I tried to explain all of this and was met with hostility and vague threats ( in his mind) that he wouldn’t see me when he got out. I calmly said that if he doesn’t want to follow my requests then that is up to him. Threats of moving back to where he comes from, which equates to relapse, but where as before I would have been trying to pacify and beg him not to I just quietly said do what you think is right for you. So reader I sometimes think I am stuck, that I haven’t learnt anything….mainly because I suppose I haven’t had to put it into practice – until now – but now I can feel good about it, I have learnt I have put it into practice, if he chooses not to live a clean life that is just that his choice. I don’t feel bad, I don’t feel sorry, I don’t feel as though I am making unreasonable demands, I am certainly not trying to control anything but my self. If he relapsed it wouldn’t stop me from caring about him, it’s an illness a disease, that can’t be cured. There are things he can do to keep it in remission but that’s for him to do. Not me!

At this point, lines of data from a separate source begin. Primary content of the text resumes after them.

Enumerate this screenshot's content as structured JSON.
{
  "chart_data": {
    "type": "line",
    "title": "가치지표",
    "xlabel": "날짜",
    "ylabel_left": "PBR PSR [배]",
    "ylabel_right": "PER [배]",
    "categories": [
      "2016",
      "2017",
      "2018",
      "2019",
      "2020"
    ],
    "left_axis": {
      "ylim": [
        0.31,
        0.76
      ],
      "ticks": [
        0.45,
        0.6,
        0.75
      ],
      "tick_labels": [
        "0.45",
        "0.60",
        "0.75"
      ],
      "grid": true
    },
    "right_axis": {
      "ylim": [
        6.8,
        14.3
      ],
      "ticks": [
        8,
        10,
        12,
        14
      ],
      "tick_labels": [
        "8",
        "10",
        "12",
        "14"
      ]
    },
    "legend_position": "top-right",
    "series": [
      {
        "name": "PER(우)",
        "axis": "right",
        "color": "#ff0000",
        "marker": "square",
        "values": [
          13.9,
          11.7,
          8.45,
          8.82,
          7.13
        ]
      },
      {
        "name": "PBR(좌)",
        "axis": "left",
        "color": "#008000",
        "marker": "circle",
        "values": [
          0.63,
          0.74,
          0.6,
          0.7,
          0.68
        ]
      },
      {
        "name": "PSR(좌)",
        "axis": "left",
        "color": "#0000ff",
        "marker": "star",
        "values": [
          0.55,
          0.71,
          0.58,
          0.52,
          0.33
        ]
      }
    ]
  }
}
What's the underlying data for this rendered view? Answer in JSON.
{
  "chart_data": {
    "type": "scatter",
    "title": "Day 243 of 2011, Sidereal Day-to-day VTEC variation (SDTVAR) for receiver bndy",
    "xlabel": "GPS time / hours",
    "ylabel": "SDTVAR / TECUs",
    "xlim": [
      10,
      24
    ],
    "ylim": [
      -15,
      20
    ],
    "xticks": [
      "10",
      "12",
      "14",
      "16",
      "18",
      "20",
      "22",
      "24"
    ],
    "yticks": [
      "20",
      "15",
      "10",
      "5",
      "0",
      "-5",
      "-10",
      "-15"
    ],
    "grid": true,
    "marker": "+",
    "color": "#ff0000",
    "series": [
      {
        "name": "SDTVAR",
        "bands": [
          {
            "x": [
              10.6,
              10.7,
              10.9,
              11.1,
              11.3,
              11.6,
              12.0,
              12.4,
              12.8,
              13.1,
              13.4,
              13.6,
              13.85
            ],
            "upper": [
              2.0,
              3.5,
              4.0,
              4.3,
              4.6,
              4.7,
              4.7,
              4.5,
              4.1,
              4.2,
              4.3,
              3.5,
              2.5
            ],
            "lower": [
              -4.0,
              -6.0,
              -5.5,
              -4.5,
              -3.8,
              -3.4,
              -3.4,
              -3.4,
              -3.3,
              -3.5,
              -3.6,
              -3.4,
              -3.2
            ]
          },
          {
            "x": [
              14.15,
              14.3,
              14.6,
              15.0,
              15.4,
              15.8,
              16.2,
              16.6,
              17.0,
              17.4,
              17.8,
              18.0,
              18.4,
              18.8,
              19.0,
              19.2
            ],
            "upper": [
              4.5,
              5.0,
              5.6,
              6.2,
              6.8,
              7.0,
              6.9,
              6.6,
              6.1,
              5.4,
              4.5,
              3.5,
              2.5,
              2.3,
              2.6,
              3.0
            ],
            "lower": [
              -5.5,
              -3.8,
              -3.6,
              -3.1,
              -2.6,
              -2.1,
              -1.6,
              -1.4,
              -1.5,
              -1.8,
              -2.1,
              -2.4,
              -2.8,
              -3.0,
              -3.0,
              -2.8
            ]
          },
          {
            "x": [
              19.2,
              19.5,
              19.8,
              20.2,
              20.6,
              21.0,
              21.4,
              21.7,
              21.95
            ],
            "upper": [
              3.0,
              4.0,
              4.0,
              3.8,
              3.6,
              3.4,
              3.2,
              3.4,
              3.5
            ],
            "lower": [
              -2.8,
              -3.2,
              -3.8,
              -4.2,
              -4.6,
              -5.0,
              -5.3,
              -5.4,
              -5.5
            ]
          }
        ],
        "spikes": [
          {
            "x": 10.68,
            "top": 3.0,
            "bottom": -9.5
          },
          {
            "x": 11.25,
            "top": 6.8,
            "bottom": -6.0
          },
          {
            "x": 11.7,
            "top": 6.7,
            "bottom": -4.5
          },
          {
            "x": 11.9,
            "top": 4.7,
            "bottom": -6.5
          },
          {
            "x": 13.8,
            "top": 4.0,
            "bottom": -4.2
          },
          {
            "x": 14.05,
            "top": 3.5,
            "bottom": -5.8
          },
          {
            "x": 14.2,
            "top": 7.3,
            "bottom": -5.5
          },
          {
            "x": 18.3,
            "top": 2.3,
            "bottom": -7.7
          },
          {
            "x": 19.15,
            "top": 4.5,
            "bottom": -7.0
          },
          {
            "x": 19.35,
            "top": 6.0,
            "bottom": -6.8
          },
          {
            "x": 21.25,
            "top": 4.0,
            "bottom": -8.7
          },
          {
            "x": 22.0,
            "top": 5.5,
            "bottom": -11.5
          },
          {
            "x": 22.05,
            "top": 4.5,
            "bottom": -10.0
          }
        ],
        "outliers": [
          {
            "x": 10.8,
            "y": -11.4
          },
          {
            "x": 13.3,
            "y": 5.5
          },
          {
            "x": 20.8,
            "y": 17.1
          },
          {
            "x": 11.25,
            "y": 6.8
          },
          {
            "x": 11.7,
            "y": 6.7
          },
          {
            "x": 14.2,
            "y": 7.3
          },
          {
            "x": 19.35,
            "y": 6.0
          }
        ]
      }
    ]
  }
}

For an addict relapse is part of life. It can take many attempts before it is successful, be it drugs,alcohol, cigarettes, other people’s lives, we all relapse. It doesn’t make us bad people, sometimes the addiction makes us do bad things to supplement the habit. Take a child for example, they are not born bad. They might be born into a bad situation with parents that don’t have the skills to bring them up as a rounded human being but fundamentally the child is not bad. Things happen they look for an escape, other bad things happen, and so it goes on the feeling of worthlessness, with every bad thing that happens a reenforcement that they are worthless. That is a hard cycle to break. I am sure many of you identify! If you don’t then you are lucky. So I think what I am trying to say is it’s not for me to sit in judgement if relapse happens, it doesn’t mean you have failed, it doesn’t mean you are a bad person, but sometimes those that love you have to protect themselves too. We are not trying to control anyone but ourselves.
I have to keep on forgiving because if I dont I waste energy on things I have no control over. What I struggle with is if forgiveness can become enabling? By allowing someone to behave in a way I find hurtful will there be an end to that behaviour? Even though I know that it’s not diliberate hurt, it’s just the nature of the relationship we have ( or don’t have). I know our wants are very different. I know the drugs make him behave in a way that is not really acceptable to me, and so I forgive. Not to forgive means I fret about what I have or haven’t done, what he has or hasn’t done….let go let God. I don’t think I understood that phrase for as long as I have been part of the fellowship but I think I am now understanding that I can’t take on the responsibility of his actions, I have to give it over to my HIgher power to deal with and do what they think is best. What I need to work out is whether I can have any sort of friendship with him and keep on forgiving him. But more importantly what do I get from this very bizarre situation.